12/05/2008

o ucraniano que metia medo

Mais de dois metros de altura, quase uma aberração de feira. A intérprete ucraniana, com brincos de filigrana que contrastam com a altivez da sua cabeleira loura, traduz apressadamente. A cada pergunta em português correspondem muitas palavras em russo, numa complexidade linguística que parece reflectir a complexidade de um povo. Os olhos do arguido, de um marinho empedernido, não exprimem qualquer emoção, excepto quando diz ter uma filha. Aí, quase um sorriso.

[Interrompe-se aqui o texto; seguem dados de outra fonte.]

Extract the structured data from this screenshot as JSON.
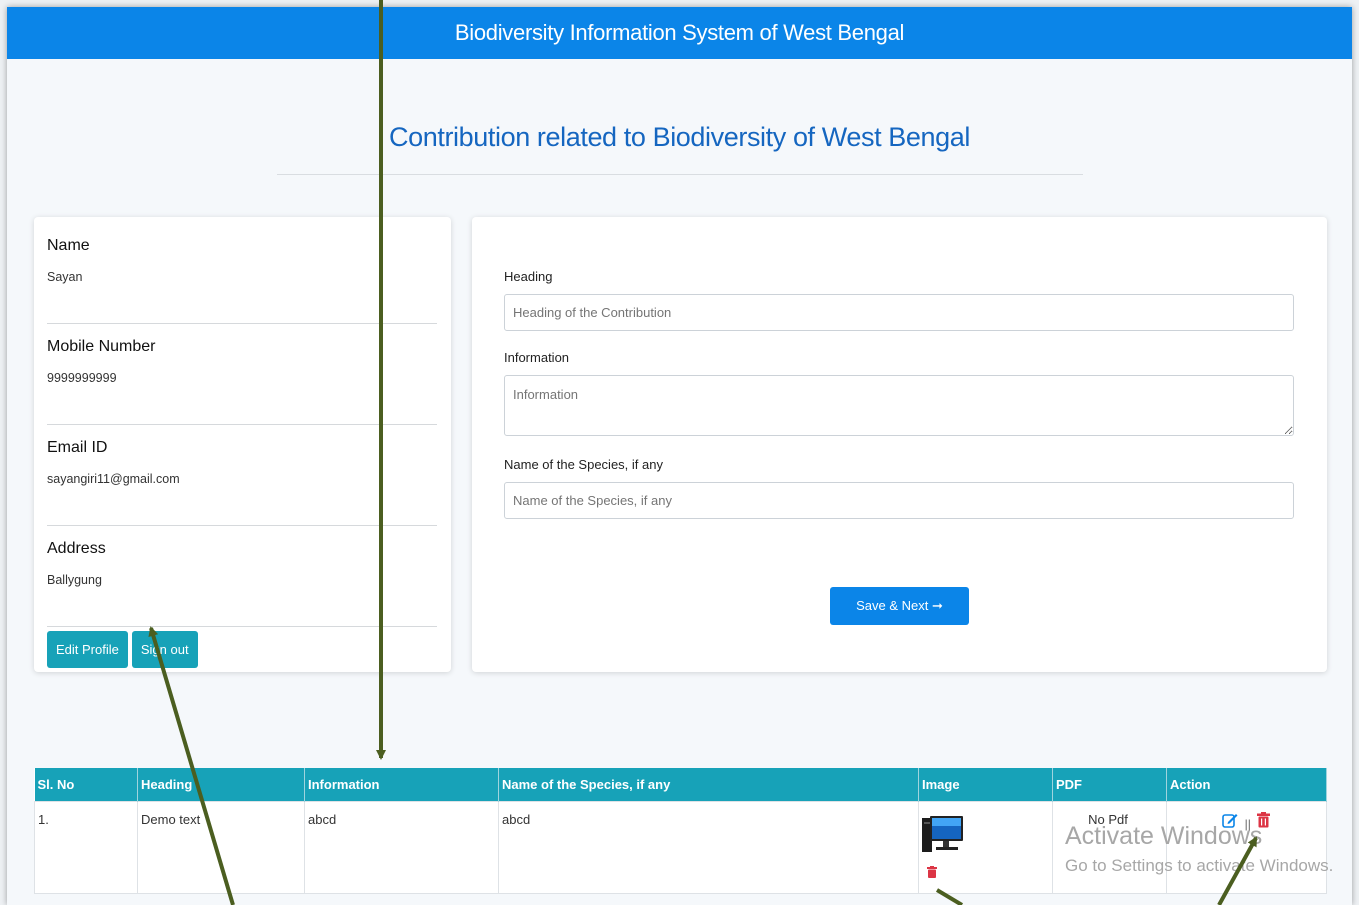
{
  "header": {
    "title": "Biodiversity Information System of West Bengal"
  },
  "page": {
    "title": "Contribution related to Biodiversity of West Bengal"
  },
  "profile": {
    "fields": [
      {
        "label": "Name",
        "value": "Sayan"
      },
      {
        "label": "Mobile Number",
        "value": "9999999999"
      },
      {
        "label": "Email ID",
        "value": "sayangiri11@gmail.com"
      },
      {
        "label": "Address",
        "value": "Ballygung"
      }
    ],
    "edit_label": "Edit Profile",
    "signout_label": "Sign out"
  },
  "form": {
    "heading_label": "Heading",
    "heading_placeholder": "Heading of the Contribution",
    "info_label": "Information",
    "info_placeholder": "Information",
    "species_label": "Name of the Species, if any",
    "species_placeholder": "Name of the Species, if any",
    "save_label": "Save & Next ➞"
  },
  "table": {
    "columns": [
      "Sl. No",
      "Heading",
      "Information",
      "Name of the Species, if any",
      "Image",
      "PDF",
      "Action"
    ],
    "rows": [
      {
        "sl": "1.",
        "heading": "Demo text",
        "information": "abcd",
        "species": "abcd",
        "image_icon": "computer-monitor-icon",
        "pdf": "No Pdf",
        "separator": "||"
      }
    ]
  },
  "watermark": {
    "line1": "Activate Windows",
    "line2": "Go to Settings to activate Windows."
  },
  "colors": {
    "primary": "#0b85e8",
    "teal": "#17a2b8",
    "danger": "#dc3545",
    "arrow": "#4b5e20"
  }
}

Que é pedreiro cá, mas engenheiro na Ucrânia, embora lhe falte o engenho para mentir com aprumo, tal o chorrilho de mentiras em que se enreda frente ao juiz. Quando é lida a sentença, passam-lhe, pelo azul dos olhos, instintos homicidas e ganha trejeitos de vingança, evocando cossacos ferozes que cortam cabeças a golpes de sabre como quem abre maçãs ao meio. Um arrepio de medo percorre os presentes que, numa espécie de consciência colectiva, se lembram em simultâneo que o edifício não está vigiado, que não há um segurança na entrada, que é livre o acesso aos gabinetes e que a esquadra mais próxima fica demasiado longe. Que cada um entra com aquilo que bem quiser nos bolsos, desde facas a más intenções. E que é só uma questão de tempo até que uma tragédia no tribunal, tantas vezes anunciada, abra com pompa e circunstância um qualquer noticiário das oito.